Another more complex way is to dazzle the algorithm: send it a large amount of data, all of it false, so that the profile it builds on us is even more imprecise. There are browser extensions like AdNauseam that do that work for us. Clicks automatically and imperceptibly for the user on all the ads that are shown to us when we browse. The objective is that Google Ads does not manage to process all that information, which will also be erroneous. Another option is to use TrackMeNot, which launches constant and random searches on Google, so that our true preferences are diluted.

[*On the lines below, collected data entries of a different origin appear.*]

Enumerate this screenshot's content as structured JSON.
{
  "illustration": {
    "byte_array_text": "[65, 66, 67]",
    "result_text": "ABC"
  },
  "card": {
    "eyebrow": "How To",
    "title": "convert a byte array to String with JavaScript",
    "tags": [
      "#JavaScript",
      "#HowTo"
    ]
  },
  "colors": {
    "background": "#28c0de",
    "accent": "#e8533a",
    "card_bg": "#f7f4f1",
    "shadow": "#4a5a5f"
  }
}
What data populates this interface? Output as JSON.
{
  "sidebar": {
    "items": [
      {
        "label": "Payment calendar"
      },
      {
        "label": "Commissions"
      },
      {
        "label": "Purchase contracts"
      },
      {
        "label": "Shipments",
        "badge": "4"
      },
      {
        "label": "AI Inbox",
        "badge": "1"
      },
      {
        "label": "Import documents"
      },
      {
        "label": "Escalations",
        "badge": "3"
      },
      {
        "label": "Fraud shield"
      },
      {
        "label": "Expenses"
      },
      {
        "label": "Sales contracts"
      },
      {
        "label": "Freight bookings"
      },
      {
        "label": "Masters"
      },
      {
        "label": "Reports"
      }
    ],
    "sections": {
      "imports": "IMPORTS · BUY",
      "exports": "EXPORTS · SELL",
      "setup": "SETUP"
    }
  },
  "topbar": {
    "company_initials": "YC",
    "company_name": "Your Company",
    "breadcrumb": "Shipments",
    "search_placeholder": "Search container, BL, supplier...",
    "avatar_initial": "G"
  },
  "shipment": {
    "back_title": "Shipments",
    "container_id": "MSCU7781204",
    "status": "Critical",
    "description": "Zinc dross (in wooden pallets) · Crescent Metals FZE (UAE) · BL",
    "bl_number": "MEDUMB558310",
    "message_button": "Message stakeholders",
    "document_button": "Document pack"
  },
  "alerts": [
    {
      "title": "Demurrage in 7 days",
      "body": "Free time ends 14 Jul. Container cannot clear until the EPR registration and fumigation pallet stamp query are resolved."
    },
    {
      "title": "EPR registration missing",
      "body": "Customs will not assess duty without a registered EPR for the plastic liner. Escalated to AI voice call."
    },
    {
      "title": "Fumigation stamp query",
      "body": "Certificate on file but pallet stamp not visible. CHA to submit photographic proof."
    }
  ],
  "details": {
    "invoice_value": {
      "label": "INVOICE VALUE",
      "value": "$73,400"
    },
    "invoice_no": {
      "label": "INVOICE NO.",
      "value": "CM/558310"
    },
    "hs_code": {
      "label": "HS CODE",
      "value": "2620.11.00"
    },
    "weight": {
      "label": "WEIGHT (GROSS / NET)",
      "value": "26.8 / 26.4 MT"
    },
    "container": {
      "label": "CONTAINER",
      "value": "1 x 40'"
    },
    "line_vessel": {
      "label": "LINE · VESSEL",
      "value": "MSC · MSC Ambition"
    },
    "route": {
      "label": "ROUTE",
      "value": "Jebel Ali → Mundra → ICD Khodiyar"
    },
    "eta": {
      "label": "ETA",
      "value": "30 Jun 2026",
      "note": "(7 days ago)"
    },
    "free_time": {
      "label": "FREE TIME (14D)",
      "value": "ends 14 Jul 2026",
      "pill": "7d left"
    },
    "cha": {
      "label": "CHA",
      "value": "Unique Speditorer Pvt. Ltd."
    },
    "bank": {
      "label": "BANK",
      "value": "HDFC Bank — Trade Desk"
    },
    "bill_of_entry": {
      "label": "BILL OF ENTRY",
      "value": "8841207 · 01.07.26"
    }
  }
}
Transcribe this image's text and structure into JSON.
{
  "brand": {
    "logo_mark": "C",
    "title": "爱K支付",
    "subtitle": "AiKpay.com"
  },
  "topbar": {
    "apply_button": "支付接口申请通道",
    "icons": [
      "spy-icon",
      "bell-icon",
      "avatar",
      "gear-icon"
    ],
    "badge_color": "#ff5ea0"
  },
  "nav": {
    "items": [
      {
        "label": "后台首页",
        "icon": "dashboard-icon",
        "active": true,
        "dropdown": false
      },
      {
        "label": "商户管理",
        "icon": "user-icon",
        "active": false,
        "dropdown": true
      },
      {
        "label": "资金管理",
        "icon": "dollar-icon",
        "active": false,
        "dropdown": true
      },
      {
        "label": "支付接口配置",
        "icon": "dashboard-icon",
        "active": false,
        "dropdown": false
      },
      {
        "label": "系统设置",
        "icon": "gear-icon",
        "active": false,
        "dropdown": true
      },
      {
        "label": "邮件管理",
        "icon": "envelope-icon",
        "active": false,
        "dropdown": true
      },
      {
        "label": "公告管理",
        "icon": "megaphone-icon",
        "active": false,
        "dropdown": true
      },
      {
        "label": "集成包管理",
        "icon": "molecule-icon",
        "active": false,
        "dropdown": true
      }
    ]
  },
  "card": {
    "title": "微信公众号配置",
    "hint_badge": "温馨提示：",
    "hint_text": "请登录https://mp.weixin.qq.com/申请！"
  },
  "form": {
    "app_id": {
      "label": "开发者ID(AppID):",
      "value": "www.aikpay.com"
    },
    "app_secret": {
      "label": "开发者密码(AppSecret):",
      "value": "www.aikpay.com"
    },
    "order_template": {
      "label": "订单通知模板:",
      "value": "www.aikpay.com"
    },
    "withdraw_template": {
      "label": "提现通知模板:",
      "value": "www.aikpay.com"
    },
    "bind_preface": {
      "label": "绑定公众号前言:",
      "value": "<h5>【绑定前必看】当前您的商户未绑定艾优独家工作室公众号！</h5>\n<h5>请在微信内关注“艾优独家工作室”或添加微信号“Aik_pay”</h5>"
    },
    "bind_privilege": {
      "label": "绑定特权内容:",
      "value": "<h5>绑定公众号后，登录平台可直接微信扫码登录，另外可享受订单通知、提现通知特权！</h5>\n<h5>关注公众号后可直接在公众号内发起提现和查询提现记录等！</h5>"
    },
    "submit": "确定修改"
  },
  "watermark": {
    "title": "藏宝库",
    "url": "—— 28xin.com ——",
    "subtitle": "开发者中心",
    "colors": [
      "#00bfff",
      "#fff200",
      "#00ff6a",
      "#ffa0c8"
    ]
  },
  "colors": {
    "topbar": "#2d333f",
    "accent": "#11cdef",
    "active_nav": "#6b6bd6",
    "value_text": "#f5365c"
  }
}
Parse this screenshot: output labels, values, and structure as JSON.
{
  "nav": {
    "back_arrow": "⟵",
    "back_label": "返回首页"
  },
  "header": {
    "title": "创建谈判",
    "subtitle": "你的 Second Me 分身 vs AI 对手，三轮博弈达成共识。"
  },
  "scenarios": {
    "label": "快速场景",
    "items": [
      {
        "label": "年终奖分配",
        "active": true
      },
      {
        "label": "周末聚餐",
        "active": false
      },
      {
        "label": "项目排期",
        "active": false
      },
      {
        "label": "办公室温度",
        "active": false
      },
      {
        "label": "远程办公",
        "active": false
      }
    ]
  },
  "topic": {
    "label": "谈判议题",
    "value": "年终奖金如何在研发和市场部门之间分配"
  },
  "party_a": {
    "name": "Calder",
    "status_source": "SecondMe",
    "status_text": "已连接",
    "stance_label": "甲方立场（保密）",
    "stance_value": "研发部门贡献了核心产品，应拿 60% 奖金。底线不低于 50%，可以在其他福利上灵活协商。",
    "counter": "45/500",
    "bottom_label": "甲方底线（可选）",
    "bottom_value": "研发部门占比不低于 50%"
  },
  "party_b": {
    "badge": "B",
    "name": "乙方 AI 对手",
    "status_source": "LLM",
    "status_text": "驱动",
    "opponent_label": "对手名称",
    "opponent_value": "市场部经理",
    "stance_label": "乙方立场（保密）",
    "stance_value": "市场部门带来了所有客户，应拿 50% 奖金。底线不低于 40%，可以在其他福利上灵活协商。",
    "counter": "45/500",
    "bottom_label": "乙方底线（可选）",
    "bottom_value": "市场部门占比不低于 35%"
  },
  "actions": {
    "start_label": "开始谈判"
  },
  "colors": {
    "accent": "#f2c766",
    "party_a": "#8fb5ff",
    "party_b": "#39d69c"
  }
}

Last year, a group of American teenagers came up with an ingenious way to go crazy on instagram. They decided to share a single account on the social network. Every time someone in the group wanted to enter, they only had to ask whoever was connected to restart the session. After that request, the company automatically sends a password to the device from which it is requested. The buddy only has to share that key with whoever wants to join. The result: the algorithm showed photos of Kobe Bryant, baking recipes, cars … Nothing to do with the preferences of any of them.
3. Feed the competition
The third way to deceive the algorithms is to consciously provide data to the competitor of the platform against which you want to protest. For example, uploading photos taken on Facebook to Tumblr or using the DuckDuckGo search engine instead of Google. The goal is to encourage competition between platforms.
The consequences of these actions can have effects on physical space. In the summer of 2019, Uber and Lyft drivers in Washington agreed to raise ride rates, which affects their compensation. The mechanism: simultaneously turn off the applications for a few minutes, so that the algorithm believes that there are few drivers and thus the price of the races rises, and then turn them on again.